The main problem is that it packetizes the data and waits for responses, effectively re-implementing the TCP window inside a TCP stream. You can only have so many packets outstanding in the standard SFTP implementation (64 is the default) and the buffers are quite small (32k by default) which gives a total outstanding data of 2MB. The highest transfer rate you can make depends on the latency of the link. If you have 100 ms of latency then you can send at most 20 MB/s which is about 200 Mbit/s - nowhere near filling a fast wide pipe.
You can tweak the buffer size (up to 256k I think) and the number of outstanding requests, but you hit limits in the popular servers quite quickly.

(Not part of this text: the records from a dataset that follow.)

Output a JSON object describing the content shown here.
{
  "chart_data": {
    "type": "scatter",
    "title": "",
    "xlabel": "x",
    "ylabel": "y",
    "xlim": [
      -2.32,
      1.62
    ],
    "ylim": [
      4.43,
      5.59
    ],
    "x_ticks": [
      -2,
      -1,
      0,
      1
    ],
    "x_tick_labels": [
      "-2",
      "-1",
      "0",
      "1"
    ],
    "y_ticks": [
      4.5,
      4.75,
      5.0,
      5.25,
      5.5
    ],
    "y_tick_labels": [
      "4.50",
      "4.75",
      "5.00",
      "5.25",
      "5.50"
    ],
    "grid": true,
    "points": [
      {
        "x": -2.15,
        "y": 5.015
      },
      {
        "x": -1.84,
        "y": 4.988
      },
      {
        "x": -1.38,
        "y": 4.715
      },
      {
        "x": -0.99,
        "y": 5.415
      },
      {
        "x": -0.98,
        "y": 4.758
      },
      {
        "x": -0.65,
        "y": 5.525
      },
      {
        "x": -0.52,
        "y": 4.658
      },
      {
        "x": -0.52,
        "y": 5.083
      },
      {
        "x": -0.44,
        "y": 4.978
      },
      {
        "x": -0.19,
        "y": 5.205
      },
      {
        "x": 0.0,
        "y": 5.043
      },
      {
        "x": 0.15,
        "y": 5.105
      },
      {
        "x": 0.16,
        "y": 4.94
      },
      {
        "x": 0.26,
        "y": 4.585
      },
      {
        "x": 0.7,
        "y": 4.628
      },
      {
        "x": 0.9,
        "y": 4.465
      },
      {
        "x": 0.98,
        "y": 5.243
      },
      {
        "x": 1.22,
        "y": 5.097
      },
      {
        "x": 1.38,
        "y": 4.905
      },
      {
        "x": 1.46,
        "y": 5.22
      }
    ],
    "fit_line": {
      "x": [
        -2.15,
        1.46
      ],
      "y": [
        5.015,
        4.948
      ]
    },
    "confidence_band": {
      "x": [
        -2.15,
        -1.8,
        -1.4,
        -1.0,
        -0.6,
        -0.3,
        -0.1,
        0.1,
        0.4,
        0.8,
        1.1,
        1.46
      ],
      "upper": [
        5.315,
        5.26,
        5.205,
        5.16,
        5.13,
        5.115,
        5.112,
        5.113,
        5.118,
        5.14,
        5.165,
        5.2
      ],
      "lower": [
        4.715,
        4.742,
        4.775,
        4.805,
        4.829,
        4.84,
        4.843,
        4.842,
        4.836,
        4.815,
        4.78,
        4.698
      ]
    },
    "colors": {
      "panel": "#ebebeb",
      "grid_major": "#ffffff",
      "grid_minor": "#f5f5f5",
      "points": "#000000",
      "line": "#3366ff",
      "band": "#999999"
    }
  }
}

To mitigate this rclone lets you do multipart concurrent uploads and downloads to sftp which means you can have multiple streams operating at 200 Mbit/s which helps.
The fastest protocols are the TLS/HTTP based ones which stream data. They open up the TCP window properly and the kernel and networking stack is well optimized for this use. Webdav is a good example.
There are some minor usability bugs and I think both endpoints need to have it installed to take advantage. I remember asking ages ago why it wasn’t upstreamed, there were reasons…
[1]: https://mosh.org/
I've been using mosh now for over a decade and it is amazing. Add on rsync for file transfers and I've felt pretty set. If you haven't checked out mosh, you should definitely do so!
The only change I see here that is probably harmless and a speed boost is using AES-NI for AES-CTR. This should probably be an upstream patch. The rest is more iffy.